Richard virou-se bruscamente, os olhos injetados de irritação.
— Eu disse que queria silêncio, Srta. Jones! O que faz aqui?
— Eu... eu ouvi sobre o lote de verão. Se o problema é a oxidação da bergamota com o polímero... o senhor já tentou adicionar um agente quelante orgânico? — perguntou ela, dando um passo para dentro da sala sagrada dele.
Richard franziu o cenho, surpreso com o vocabulário técnico vindo da moça que, minutos antes, estava apenas lavando xícaras.
— O que você entende de agentes quelantes?
— O polímero está "sequestrando" os íons metálicos da essência cítrica — explicou Elara, aproximando-se da bancada com cautela. — Se o senhor usar uma base de extrato de semente de uva em baixa concentração, ela vai estabilizar a mistura sem alterar o aroma final. É química básica de preservação orgânica.
Richard a observou em silêncio por um longo minuto. A lógica dela fazia sentido. Era uma solução simples que seus especialistas, focados em sintéticos caros, haviam ignorado.
— Mostre-me — ordenou ele, apontando para o conjunto de béqueres e pipetas.
Elara sentiu o coração disparar. Ela vestiu um par de luvas descartáveis e, com movimentos precisos e elegantes, começou a manipular as substâncias. Richard observava cada gesto.
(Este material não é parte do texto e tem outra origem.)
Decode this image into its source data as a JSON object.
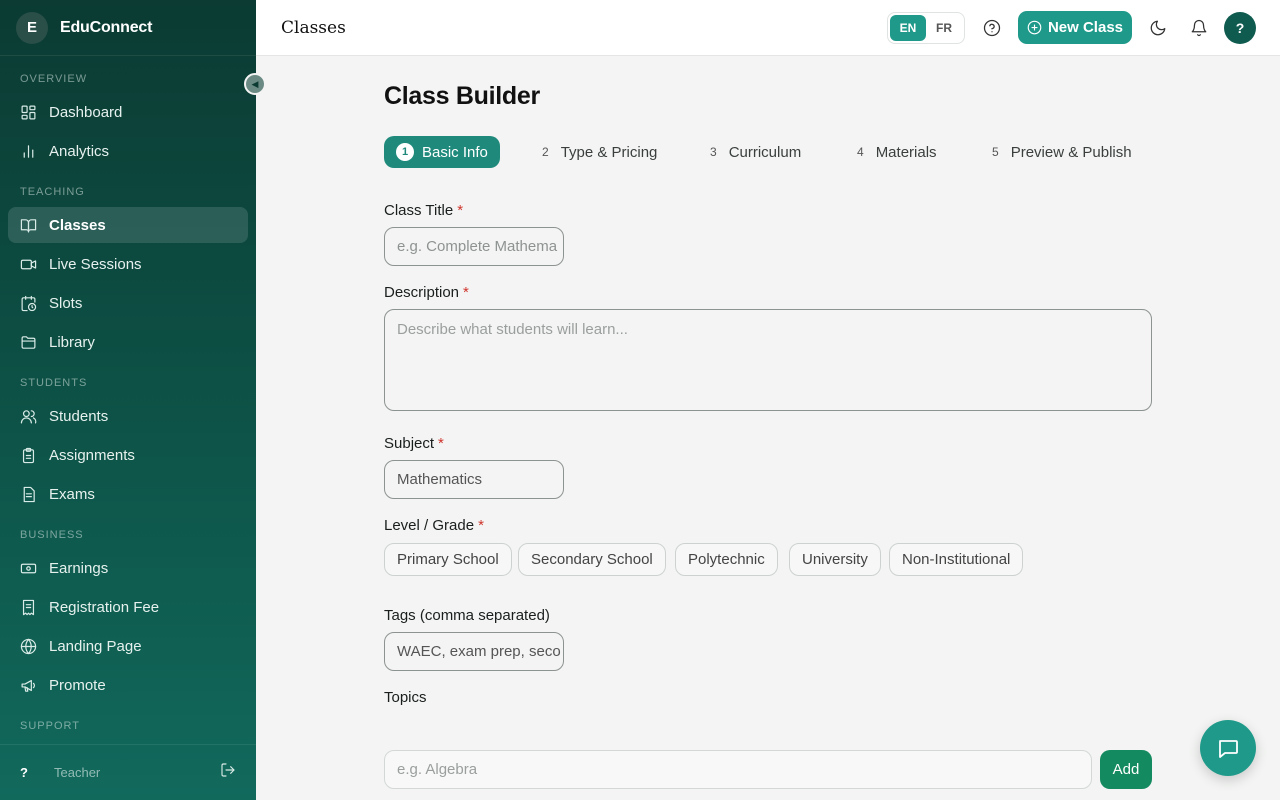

Ele notou como as mãos dela, que antes serviam café com tanta humildade, agora se moviam com a autoridade de uma mestra.
Após alguns minutos, ela estendeu um novo frasco de teste para ele. Richard levou-o ao nariz. O cheiro ácido sumira. O que restava era a pureza do verão, exatamente como ele havia idealizado.
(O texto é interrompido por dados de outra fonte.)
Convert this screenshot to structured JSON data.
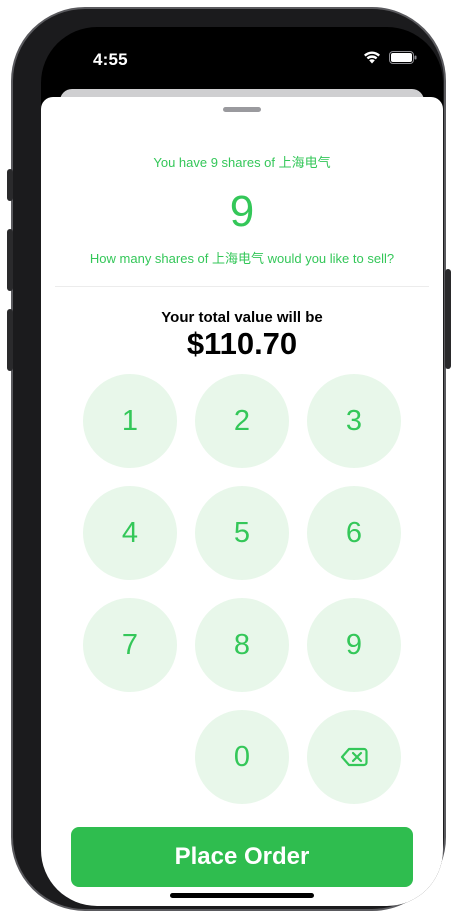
{
  "status_bar": {
    "time": "4:55",
    "icons": [
      "wifi-icon",
      "battery-icon"
    ]
  },
  "sell_sheet": {
    "holding_text": "You have 9 shares of 上海电气",
    "share_quantity": "9",
    "question_text": "How many shares of 上海电气 would you like to sell?",
    "total_label": "Your total value will be",
    "total_value": "$110.70"
  },
  "keypad": {
    "keys": [
      "1",
      "2",
      "3",
      "4",
      "5",
      "6",
      "7",
      "8",
      "9",
      "0"
    ],
    "delete_icon": "backspace-icon"
  },
  "actions": {
    "place_order_label": "Place Order"
  },
  "colors": {
    "accent": "#34c759",
    "key_background": "#e8f7ea",
    "button_background": "#2fbd4f"
  }
}
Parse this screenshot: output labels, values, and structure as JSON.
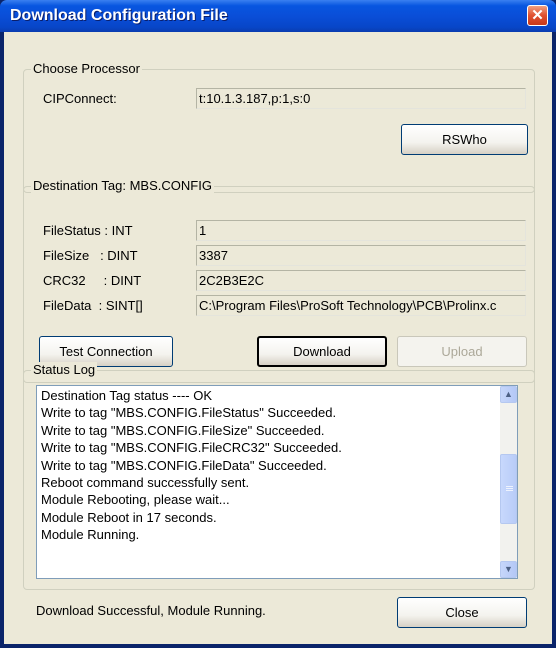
{
  "window": {
    "title": "Download Configuration File",
    "close_glyph": "✕"
  },
  "processor": {
    "legend": "Choose Processor",
    "cip_label": "CIPConnect:",
    "cip_value": "t:10.1.3.187,p:1,s:0",
    "rswho_label": "RSWho"
  },
  "destination": {
    "legend": "Destination Tag: MBS.CONFIG",
    "rows": [
      {
        "label": "FileStatus : INT",
        "value": "1"
      },
      {
        "label": "FileSize   : DINT",
        "value": "3387"
      },
      {
        "label": "CRC32     : DINT",
        "value": "2C2B3E2C"
      },
      {
        "label": "FileData  : SINT[]",
        "value": "C:\\Program Files\\ProSoft Technology\\PCB\\Prolinx.c"
      }
    ],
    "test_connection_label": "Test Connection",
    "download_label": "Download",
    "upload_label": "Upload"
  },
  "status_log": {
    "legend": "Status Log",
    "lines": [
      "Destination Tag status ---- OK",
      "Write to tag \"MBS.CONFIG.FileStatus\" Succeeded.",
      "Write to tag \"MBS.CONFIG.FileSize\" Succeeded.",
      "Write to tag \"MBS.CONFIG.FileCRC32\" Succeeded.",
      "Write to tag \"MBS.CONFIG.FileData\" Succeeded.",
      "Reboot command successfully sent.",
      "Module Rebooting, please wait...",
      "Module Reboot in 17 seconds.",
      "Module Running."
    ],
    "scroll_up_glyph": "▲",
    "scroll_down_glyph": "▼"
  },
  "footer": {
    "status": "Download Successful, Module Running.",
    "close_label": "Close"
  },
  "icons": {
    "close": "close-icon",
    "scroll_up": "chevron-up-icon",
    "scroll_down": "chevron-down-icon"
  }
}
— Como você sabia a proporção exata? — perguntou ele, a voz agora num sussurro, quase sem fôlego.
— Eu passava as noites estudando isso enquanto cuidava da minha mãe no hospital — respondeu ela, retirando as luvas. — A química é como a vida, Sr. Lâfrer. Às vezes, você só precisa do elemento certo para equilibrar o que está estragado.
Richard olhou para o frasco e depois para Elara. Pela primeira vez em 32 anos, ele sentiu um impulso que não era calculado: ele queria saber tudo sobre aquela garota.
— Você não vai mais trabalhar na copa, Elara — disse ele, usando o nome dela pela primeira vez sem o sobrenome. — A partir de amanhã, você será minha assistente técnica pessoal aqui no laboratório.
Elara arregalou os olhos, a alegria brilhando intensamente.
— Mas... e o meu salário? Eu preciso ajudar minha mãe...
Richard deu um passo à frente, encurtando a distância entre eles. O perfume dele agora parecia mais quente, menos agressivo.
— Seu salário será triplicado. Considere isso um investimento em um talento que eu quase deixei escapar.
Os olhos deles se cruzaram. O ar entre os dois parecia carregado de uma eletricidade nova, uma reação química que nenhum dos dois conseguia explicar ou controlar.